In 1618, Johannes Kepler published his last major work, the Harmonice Mundi (The Harmony of the World). The poverty, prosecution, and ostracism that he had experienced in his lifetime had left him bitter and pessimistic, and he had become convinced that the earth was a celestial ball of everlasting misfortune. In a footnote to the Harmonice Mundi, he writes: "The Earth sings Mi-Fa-Mi, so we can gather even from this that Misery and Famine reign on our habitat.”
Kepler makes this comment not just because of the sense of doom and gloom which was pervading his mind during the final years of his life—he actually believed that the speed at which the planets move through space is proportional to certain notes of the Latinate musical scale popular in his day: do, re, mi, fa, sol, la, ti, do. He rationalized that the sound of a planet corresponds to the character of life that it supports, and that the earth’s notes were mi-fa-mi.
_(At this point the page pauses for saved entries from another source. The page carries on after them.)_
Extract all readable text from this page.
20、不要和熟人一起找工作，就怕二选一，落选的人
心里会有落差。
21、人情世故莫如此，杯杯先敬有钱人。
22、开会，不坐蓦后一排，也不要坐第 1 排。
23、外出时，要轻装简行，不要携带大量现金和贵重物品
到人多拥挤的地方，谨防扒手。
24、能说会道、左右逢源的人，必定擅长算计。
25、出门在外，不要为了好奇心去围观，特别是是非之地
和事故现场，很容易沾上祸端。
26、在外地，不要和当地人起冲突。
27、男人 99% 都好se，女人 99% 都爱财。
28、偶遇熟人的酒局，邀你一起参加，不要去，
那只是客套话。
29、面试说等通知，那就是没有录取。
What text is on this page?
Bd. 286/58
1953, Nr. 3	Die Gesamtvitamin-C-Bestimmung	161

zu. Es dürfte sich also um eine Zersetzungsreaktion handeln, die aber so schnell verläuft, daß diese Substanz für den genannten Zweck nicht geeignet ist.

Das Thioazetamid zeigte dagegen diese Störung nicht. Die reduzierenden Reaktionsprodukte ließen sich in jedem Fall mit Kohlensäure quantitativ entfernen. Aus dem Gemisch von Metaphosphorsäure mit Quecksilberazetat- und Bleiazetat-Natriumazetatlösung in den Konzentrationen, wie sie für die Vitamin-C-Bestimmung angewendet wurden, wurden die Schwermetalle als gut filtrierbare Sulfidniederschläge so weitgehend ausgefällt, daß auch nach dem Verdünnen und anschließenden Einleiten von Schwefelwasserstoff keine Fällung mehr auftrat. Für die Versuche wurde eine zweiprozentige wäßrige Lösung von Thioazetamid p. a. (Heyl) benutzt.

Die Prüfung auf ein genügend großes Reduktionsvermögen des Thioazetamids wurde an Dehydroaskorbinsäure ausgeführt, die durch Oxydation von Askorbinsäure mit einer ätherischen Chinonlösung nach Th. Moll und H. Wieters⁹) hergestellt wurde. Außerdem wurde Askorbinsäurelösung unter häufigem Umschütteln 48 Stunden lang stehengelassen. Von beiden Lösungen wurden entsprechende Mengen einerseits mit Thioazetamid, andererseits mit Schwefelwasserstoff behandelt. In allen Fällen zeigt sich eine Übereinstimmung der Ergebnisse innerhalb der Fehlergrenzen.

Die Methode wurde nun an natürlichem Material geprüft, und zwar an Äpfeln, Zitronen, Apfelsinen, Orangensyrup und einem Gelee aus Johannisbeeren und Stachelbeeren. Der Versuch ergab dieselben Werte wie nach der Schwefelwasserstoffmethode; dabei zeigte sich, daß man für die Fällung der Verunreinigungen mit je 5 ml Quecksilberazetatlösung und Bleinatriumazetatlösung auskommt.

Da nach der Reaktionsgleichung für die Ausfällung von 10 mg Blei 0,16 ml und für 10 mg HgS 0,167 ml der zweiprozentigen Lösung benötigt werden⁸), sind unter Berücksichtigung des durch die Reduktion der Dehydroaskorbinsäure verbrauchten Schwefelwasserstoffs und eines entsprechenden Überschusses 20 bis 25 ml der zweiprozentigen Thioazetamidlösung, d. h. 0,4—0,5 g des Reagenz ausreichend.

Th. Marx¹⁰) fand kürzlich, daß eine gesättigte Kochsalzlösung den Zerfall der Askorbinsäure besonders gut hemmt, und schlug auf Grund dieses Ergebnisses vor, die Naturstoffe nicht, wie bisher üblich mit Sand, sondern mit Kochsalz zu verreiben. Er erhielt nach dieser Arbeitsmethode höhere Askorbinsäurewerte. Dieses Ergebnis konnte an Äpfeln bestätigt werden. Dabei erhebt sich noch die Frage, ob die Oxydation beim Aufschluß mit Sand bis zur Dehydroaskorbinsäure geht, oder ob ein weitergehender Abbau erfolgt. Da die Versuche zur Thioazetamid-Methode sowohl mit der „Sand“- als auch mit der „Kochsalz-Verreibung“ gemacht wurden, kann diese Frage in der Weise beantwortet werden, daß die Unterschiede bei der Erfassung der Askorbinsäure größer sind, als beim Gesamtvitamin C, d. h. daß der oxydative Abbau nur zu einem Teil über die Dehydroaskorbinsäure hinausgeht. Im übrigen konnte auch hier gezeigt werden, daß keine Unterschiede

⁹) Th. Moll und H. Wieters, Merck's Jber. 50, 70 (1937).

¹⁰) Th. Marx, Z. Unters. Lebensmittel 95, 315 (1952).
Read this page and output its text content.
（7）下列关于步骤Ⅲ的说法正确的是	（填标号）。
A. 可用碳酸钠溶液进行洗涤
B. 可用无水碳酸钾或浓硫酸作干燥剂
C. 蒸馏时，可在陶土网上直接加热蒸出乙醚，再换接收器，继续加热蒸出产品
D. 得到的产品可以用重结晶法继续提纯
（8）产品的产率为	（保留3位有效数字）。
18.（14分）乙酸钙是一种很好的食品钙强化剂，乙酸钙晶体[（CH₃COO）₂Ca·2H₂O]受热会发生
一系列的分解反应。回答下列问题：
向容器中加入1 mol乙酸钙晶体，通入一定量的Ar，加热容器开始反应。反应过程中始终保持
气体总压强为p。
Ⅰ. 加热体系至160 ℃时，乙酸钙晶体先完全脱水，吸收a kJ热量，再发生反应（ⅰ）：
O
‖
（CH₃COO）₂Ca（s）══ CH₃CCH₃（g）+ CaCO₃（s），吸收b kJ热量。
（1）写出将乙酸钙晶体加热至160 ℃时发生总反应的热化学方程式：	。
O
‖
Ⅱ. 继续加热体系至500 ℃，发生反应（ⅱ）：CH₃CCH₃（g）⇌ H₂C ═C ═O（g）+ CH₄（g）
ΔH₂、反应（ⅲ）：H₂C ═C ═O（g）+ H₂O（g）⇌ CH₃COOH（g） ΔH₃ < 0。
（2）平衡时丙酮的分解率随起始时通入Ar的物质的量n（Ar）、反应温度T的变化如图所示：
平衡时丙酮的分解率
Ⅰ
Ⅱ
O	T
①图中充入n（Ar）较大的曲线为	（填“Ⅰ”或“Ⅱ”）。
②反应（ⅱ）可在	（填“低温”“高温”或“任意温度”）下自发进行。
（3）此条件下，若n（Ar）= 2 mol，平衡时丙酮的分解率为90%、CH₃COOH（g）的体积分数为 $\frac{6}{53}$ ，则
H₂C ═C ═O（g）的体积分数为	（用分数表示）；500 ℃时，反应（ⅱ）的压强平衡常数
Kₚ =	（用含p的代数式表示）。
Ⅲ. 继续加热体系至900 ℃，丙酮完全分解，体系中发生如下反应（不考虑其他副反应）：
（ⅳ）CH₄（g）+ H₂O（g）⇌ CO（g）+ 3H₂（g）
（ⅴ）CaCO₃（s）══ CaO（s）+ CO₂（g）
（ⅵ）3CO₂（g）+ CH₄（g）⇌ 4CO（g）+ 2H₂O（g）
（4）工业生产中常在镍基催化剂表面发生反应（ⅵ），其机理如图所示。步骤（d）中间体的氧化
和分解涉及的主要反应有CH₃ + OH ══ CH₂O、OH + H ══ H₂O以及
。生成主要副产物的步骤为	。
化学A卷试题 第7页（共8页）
The last one year has given me an insight into the smugness of the twenty-first century man before the vast perils that he faces. If the twenty-first century man who commands vast intellectual, technological, and economic resources can be so smug, then humanity has no future. Perhaps Kepler was right about misery and famine being the reality of life on earth. Can mankind be free from the misery and famine—I don’t think that a permanent solution to these problems is possible. People might become happy and prosperous in some parts of earth at certain periods of time but the happiness and prosperity never lasts.
The happy and prosperous societies are the first to be judged on the metaphorical Judgement Day; this is because their happiness and prosperity makes them morally, psychologically, and intellectually weak, and unfit to survive. When they decline and fall under the weight of their weaknesses and immoralities, they pave way for the rise of another society in which the human mind is regulated by the harsh whiplash of misery and famine.